Speaker
Description
Memristors based on two-dimensional transition metal dichalcogenides (TMDs) are emerging as key components for future memory and neuromorphic computing technologies. In single-crystal TMDs such as MoSe₂ and WSe₂, we attributed that memristive switching to an electrode-facilitated 1H to 1T′ phase transition, stabilized by defect binding [1]. Expanding on this, we present a data-driven framework for the rational design of TMD memristors through interface engineering. Using high-throughput calculations within the density functional theory (DFT) and utilizing machine learning regression models, we systematically investigate how different transition metal electrodes affect the stability of the 1T′ phase across a range of group-VI TMDs (MoS₂, WS₂, MoSe₂, WSe₂, MoTe₂). We analyze means to control phase stability such as the dielectric environment, electrode defect energetics, and TMD thickness. Our results reveal that electrodes from groups 10–12 (e.g., Cu, Ag, Zn) may improve the memristive performance of the TMDs, as they both decrease phase energy barriers and favor the 1T’ phase upon absorption. Additionally, we find that due to the low energy difference between 1H and 1T’ phases in MoTe₂, bilayer or thicker systems are required to achieve stable switching behavior.
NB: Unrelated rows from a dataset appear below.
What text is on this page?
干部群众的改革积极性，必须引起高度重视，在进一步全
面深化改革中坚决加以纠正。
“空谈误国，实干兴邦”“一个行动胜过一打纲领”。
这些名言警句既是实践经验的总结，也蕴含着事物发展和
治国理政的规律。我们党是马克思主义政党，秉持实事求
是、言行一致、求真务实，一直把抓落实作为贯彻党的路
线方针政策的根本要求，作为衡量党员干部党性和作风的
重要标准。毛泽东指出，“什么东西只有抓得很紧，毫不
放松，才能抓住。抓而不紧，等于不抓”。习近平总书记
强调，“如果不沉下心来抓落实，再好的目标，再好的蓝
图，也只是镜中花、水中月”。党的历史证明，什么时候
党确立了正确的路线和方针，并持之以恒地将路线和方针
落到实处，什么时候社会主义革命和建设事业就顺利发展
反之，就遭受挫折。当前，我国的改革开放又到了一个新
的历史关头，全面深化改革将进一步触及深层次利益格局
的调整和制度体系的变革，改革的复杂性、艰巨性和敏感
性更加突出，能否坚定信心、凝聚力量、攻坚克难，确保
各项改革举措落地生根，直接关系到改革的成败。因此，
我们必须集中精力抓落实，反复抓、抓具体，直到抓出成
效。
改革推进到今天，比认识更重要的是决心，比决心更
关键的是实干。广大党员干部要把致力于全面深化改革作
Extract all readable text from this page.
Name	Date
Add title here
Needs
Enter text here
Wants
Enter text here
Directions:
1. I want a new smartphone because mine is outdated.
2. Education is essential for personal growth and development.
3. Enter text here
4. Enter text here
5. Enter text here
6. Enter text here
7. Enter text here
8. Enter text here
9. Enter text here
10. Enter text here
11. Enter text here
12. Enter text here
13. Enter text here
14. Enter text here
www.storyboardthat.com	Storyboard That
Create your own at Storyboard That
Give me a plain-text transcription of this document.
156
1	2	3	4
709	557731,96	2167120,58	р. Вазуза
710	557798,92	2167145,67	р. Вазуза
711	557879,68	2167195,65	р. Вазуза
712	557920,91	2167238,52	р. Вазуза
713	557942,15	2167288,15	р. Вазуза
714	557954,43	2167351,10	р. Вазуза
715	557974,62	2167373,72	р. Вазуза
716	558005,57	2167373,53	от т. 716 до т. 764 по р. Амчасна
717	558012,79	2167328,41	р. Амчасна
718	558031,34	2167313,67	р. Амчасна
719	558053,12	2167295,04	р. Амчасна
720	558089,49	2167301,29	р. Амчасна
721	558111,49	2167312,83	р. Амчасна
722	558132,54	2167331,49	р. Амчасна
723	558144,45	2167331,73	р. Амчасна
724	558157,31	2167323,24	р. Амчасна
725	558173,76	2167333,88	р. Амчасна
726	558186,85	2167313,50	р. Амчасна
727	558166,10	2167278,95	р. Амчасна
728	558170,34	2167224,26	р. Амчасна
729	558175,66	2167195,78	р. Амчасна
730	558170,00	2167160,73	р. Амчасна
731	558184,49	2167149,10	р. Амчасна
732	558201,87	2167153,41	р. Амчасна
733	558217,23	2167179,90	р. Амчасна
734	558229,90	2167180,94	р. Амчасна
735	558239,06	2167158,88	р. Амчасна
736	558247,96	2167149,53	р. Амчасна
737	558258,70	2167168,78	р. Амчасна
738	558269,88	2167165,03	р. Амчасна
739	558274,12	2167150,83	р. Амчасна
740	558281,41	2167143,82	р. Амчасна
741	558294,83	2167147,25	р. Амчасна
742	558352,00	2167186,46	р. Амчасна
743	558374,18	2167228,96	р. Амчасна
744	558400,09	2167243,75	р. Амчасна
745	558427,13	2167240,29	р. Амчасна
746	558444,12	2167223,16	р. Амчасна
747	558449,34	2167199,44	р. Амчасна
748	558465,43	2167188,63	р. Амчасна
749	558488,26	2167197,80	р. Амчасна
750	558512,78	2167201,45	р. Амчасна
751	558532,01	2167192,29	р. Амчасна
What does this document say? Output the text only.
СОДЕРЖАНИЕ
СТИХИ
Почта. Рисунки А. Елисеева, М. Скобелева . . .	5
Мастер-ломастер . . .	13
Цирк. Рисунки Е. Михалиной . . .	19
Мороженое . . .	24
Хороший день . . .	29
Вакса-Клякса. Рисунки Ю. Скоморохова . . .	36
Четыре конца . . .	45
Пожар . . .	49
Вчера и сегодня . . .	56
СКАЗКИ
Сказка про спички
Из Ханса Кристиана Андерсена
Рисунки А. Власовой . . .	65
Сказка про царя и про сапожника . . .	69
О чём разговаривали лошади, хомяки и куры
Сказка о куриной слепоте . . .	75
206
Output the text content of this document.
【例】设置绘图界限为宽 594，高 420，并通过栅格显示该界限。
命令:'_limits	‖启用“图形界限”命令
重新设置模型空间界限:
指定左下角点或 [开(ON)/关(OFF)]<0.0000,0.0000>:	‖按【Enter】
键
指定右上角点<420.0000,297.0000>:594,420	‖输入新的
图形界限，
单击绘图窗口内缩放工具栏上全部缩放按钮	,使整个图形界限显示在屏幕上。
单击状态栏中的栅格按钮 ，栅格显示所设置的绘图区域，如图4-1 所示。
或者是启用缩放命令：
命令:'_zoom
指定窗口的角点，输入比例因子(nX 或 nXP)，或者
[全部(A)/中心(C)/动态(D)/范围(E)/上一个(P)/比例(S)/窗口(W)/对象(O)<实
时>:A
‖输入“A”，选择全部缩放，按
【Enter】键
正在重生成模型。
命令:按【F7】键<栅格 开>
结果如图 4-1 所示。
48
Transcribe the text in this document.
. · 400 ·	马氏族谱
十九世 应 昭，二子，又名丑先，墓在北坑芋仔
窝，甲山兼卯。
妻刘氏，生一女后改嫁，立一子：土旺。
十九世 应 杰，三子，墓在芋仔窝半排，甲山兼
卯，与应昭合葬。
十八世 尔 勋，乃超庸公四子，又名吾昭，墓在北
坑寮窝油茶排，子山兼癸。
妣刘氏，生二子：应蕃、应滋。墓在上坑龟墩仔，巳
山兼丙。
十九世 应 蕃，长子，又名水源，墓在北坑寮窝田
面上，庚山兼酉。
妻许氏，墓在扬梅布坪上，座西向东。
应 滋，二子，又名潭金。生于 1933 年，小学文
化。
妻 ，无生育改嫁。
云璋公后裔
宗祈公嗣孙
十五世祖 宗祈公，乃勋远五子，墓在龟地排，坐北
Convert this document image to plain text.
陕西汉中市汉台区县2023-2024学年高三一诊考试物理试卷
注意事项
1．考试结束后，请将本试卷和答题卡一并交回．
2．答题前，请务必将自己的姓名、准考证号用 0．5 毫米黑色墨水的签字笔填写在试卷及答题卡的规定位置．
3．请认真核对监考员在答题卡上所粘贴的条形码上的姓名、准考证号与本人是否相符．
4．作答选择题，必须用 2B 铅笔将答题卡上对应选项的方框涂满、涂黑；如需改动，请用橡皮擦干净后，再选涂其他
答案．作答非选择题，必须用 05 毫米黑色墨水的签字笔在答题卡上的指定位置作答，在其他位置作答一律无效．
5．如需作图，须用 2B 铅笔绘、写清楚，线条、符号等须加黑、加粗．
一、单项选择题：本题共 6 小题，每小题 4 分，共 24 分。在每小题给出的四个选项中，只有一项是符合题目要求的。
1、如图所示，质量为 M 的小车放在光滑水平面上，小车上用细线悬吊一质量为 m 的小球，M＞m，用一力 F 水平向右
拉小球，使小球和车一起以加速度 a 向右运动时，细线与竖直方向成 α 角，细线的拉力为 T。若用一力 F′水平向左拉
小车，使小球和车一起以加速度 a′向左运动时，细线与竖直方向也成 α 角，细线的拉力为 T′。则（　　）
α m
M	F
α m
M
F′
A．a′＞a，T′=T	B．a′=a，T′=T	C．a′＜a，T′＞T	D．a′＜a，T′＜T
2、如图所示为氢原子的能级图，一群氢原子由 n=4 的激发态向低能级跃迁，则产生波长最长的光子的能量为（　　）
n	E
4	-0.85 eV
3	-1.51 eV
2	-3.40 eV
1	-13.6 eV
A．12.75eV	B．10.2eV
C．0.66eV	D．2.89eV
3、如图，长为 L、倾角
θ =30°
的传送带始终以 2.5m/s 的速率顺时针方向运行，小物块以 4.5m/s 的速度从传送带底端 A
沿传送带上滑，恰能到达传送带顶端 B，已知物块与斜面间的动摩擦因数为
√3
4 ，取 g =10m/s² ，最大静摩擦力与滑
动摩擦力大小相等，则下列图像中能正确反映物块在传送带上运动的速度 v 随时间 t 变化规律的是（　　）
These structure-property relationships assist the selection of optimal electrode/TMD combinations and offer valuable design principles to guide experimental development of tunable, high-performance TMD-based memristors. This work is supported by NSF Grant No. 1848344 and is part of a user project at the CNMS.
[1] Kirk et al., ACS Appl. Mater. Interfaces, 17, 23, 34717 (2025).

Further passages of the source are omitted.